Research indicates that training, safe zones, and inclusivity initiatives matter not only to patients but also to our colleagues and the overall health of our healthcare systems. By aligning these efforts, we can effectively enhance trial representation.
As An Educator
As an associate professor at Dartmouth University, you piloted a program called “Patients as Visiting Professors.” Tell us more about the initiative and its outcomes.
The "Patients as Visiting Professors" program had a dual purpose: empowering patients to advocate for themselves and educating clinicians from the patient's perspective. It sought to enable patients to share their journey and learnings from their diseases as actionable programs that can educate researchers with qualitative data from their lived experiences. It can also be very empowering and healing for patients to share their stories beyond the hospital or doctor's office, and it’s a way to establish a community or connect with others on similar paths. This data-driven approach, rich in didactic content, underscored the value of the patient experience.

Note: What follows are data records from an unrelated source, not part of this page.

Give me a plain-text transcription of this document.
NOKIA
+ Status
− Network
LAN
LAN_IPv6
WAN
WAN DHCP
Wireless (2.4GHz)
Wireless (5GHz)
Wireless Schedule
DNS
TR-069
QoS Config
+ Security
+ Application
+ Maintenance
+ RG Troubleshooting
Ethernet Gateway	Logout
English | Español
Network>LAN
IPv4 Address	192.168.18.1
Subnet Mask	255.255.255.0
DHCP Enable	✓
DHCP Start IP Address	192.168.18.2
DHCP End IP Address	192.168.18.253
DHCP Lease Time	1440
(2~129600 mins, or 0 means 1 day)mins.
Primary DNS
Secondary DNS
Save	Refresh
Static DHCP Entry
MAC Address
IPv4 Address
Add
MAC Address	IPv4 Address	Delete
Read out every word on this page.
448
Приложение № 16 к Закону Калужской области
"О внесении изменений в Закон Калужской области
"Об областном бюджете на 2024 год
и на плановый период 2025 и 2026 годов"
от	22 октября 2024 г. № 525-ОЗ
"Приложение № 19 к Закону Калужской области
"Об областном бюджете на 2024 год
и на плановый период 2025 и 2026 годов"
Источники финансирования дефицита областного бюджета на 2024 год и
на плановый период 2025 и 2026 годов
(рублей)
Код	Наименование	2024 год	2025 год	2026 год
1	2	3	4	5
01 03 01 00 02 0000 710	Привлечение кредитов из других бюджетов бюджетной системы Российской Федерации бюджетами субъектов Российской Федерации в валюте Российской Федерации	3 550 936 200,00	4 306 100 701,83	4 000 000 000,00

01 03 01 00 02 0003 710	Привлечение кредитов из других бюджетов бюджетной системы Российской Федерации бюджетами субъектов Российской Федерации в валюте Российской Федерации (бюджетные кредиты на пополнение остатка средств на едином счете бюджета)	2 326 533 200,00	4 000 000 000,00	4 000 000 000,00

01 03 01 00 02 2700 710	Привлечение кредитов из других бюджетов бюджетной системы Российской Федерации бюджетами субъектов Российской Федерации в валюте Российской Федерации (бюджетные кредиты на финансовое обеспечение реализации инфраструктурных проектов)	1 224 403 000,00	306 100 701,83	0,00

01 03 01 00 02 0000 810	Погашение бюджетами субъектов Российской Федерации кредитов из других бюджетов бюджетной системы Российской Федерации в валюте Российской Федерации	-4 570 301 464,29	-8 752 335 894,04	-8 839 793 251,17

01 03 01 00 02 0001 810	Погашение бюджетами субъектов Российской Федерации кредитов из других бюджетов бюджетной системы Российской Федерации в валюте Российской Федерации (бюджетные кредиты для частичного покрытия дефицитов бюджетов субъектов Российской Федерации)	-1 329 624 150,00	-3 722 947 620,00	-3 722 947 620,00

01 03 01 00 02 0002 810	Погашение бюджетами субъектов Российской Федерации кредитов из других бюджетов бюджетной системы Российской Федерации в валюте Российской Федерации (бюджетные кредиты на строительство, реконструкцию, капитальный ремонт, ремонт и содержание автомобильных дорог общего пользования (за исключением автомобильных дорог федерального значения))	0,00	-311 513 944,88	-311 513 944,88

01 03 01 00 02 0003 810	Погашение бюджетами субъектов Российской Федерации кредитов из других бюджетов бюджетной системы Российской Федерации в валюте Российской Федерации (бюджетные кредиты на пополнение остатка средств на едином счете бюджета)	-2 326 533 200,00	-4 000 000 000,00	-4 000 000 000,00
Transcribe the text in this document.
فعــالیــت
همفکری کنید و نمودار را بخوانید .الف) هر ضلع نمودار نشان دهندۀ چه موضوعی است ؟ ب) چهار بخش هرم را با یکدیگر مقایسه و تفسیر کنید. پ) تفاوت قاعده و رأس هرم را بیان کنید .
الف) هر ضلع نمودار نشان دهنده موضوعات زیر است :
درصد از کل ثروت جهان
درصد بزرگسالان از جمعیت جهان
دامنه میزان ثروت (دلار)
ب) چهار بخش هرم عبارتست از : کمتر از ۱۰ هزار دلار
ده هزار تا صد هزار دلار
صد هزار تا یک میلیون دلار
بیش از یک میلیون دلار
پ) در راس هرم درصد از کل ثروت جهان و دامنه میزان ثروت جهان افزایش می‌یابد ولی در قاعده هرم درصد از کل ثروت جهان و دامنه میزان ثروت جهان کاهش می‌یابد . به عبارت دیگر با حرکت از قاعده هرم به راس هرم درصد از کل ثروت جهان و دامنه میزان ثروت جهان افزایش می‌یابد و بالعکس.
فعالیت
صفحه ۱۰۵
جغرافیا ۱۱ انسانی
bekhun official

The outcomes were exceptional, as students engaged enthusiastically, gaining motivation to participate in research with advocacy groups. These organizations are becoming increasingly sophisticated and actively driving patient involvement in clinical trials.
Given your role as an educator, what perspective do have, or what do you see about the clinical trial industry, that might not be as apparent to others?
In the evolving partnership between the clinical trial industry and advocacy groups, there's a critical missing link: the clinician. As an educator, I see the importance of clinicians offering trials to patients, as even the most well-designed trials can remain unfilled without this crucial connection.
What I observe is a growing collaborative effort, with more seats added at the table, bringing patients, pharmaceutical companies, and clinicians together more than ever before. This collaborative approach holds great promise, and I see tangible success on the horizon. I believe that in the coming years, the data will demonstrate the fruitfulness of our efforts in enhancing trial representation.
About The Expert:
Monique Gary – “Dr. Mo” – is a breast surgeon, educator, entrepreneur, media personality, farmer, and philanthropist. Gary currently serves as the medical director of the Grand View Health/Penn Cancer Network cancer program, where she also serves as director of the breast program.
Gary completed her medical degree at the Philadelphia College of Osteopathic Medicine, and her general surgery training at UMass, followed by the Breast Surgical Oncology Fellowship at Georgetown University Hospital. She holds faculty appointments in surgery and serves as the Associate Professor for Race & Health Equity at Dartmouth Geisel School of Medicine and as a medical advisor/contributor for national breast cancer advocacy organizations.
Gary is also building a movement to achieve true health equity and help communities develop holistic and integrative approaches to cancer care and wellness. She is CEO of Still Rise Farm, a 40-acre farm that was founded as a “wellness incubator” for cancer patients and under-resourced, marginalized communities. She can also be found on radioOne stations in Philadelphia giving tips for healthy living and cancer risk reduction, and weekly on Blackdoctor.org as the co-host of “The Doctor Is In.”